Could you implement an example of an archive website such as headbook or Weibo?
Opened this issue · 2 comments
Could you implement an example of an archive website such as headbook or Weibo?
I encountered some problems in the implementation process. For example, during the implementation of Weibo API, the Save option prompts backup processing, and the post content is not displayed after refresh.
Here are some code paths and contents I changed.

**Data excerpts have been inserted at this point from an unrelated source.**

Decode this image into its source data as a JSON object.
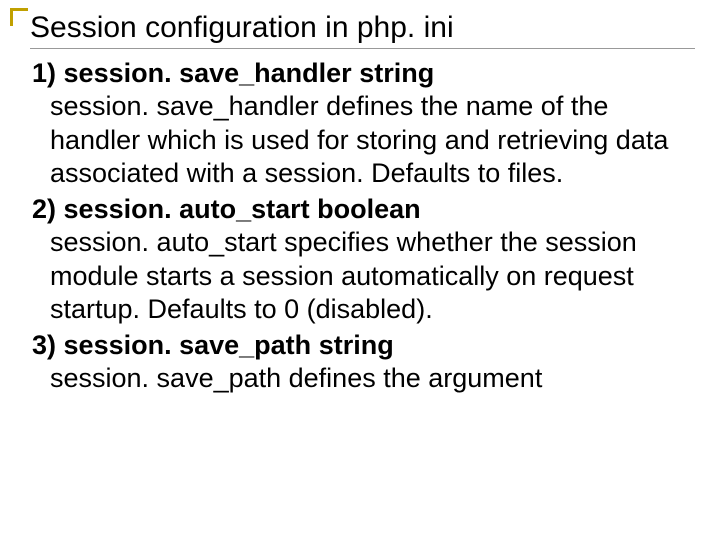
{
  "slide": {
    "title": "Session configuration in php. ini",
    "items": [
      {
        "num": "1)",
        "name": "session. save_handler",
        "leading_space": " ",
        "type": "string",
        "desc": " session. save_handler defines the name of the handler which is used for storing and retrieving data associated with a session. Defaults to files."
      },
      {
        "num": "2)",
        "name": "session. auto_start",
        "leading_space": "  ",
        "type": "boolean",
        "desc": " session. auto_start specifies whether the session module starts a session automatically on request startup. Defaults to 0 (disabled)."
      },
      {
        "num": "3)",
        "name": "session. save_path",
        "leading_space": " ",
        "type": "string",
        "desc": " session. save_path defines the argument"
      }
    ]
  }
}
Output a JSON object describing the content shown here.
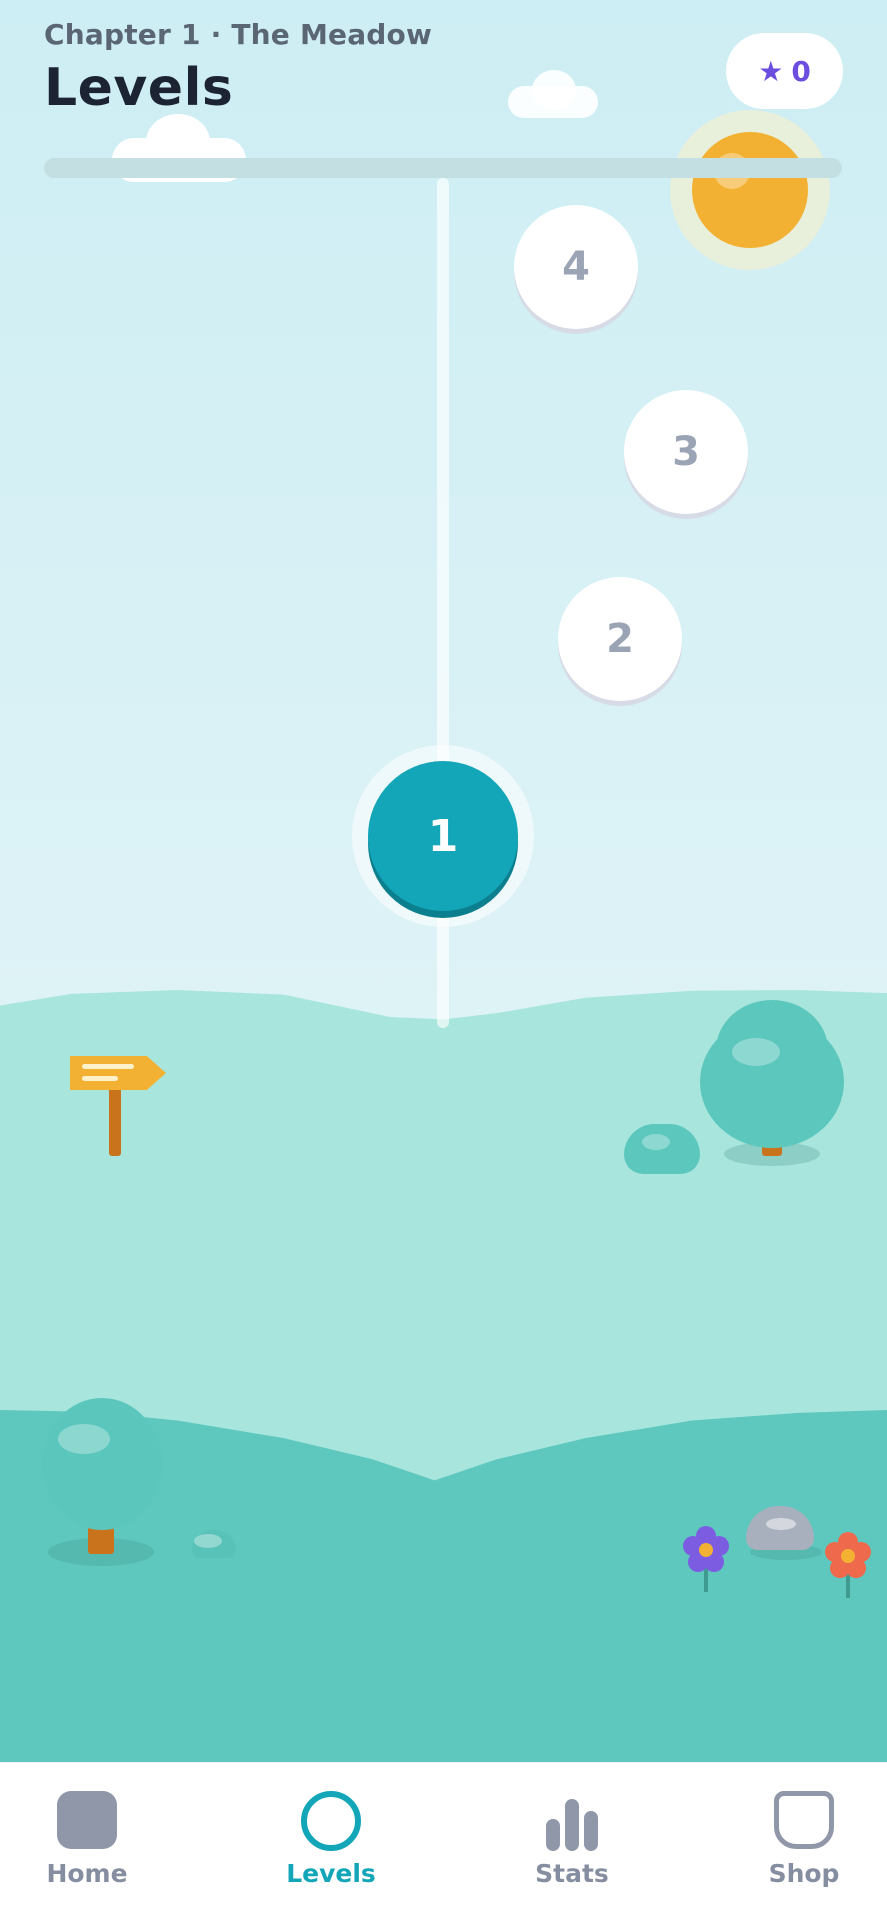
{
  "header": {
    "chapter": "Chapter 1 · The Meadow",
    "title": "Levels",
    "stars": {
      "icon": "star-icon",
      "symbol": "★",
      "count": "0"
    },
    "chapter_progress": 0
  },
  "levels": [
    {
      "number": "1",
      "state": "current"
    },
    {
      "number": "2",
      "state": "locked"
    },
    {
      "number": "3",
      "state": "locked"
    },
    {
      "number": "4",
      "state": "locked"
    }
  ],
  "nav": {
    "items": [
      {
        "label": "Home",
        "icon": "home-icon",
        "active": false
      },
      {
        "label": "Levels",
        "icon": "levels-icon",
        "active": true
      },
      {
        "label": "Stats",
        "icon": "stats-icon",
        "active": false
      },
      {
        "label": "Shop",
        "icon": "shop-icon",
        "active": false
      }
    ]
  },
  "colors": {
    "accent": "#12a6b8",
    "star": "#6b4de0",
    "sun": "#f2b133",
    "ground_light": "#a8e6dd",
    "ground_dark": "#5ec8bf",
    "nav_inactive": "#858ea0"
  }
}
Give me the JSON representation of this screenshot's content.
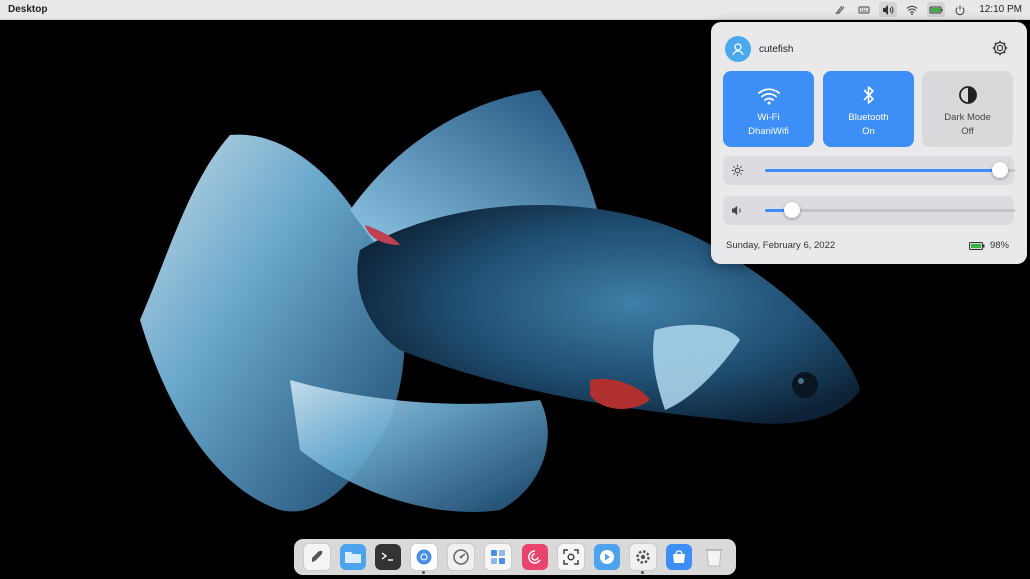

- packages\backend\src\Utility\parsePostId\parsePostId.ts
import { getUrlLastSegment } from '../../Utility/urlParse/getLastSegment';
.......
.......
export async function parsePostId(urlStr: string): Promise<string> {
return getUrlLastSegment(urlStr);
- packages/backend/src/Components/Post/Service/postApi.ts
function getPostApi(postId: string): AxiosPromise {
return crawlerAxios.get(`https://weibo.com/ajax/statuses/longtext?id=${postId}`);
- packages/backend/src/Components/Post/Service/postCrawler.ts
private transformData(res: any): {
repostingId: string;
postInfo: IPost;
userRaw: unknown;
embedImages: string[];
} {
/* extract the information here. If it's a html document,
try to manipulate the html with cheerio */
return res.postInfo;
Running platform : Gitpod
Hi @GoYiz , This is the instance of headbook https://github.com/Combo819/headbook-archiver
The transformData
is obviously incomplete. It should return an object of this type
{
repostingId: string;
postInfo: IPost;
userRaw: unknown;
embedImages: string[];
}
but you just return res.postInfo
.
You should make some transformation of the res
object, and convert it into the type IPost
. You can check the example here https://github.com/Combo819/headbook-archiver/blob/master/packages/backend/src/Components/Post/Service/postCrawler.ts#L162
The res
from Weibo may have very different structure. So you need to write your own transformation based on the res
structure.
BTW, if you're trying to implement a weibo instance, m.weibo.cn
is easier than weibo.com
.
You can also assign https://weibo.com
to BASE_URL
in https://github.com/Combo819/headbook-archiver/blob/master/packages/backend/src/Config/constants.ts#L1
So you can write the API function like
return crawlerAxios.get(`/ajax/statuses/longtext?id=${postId}`);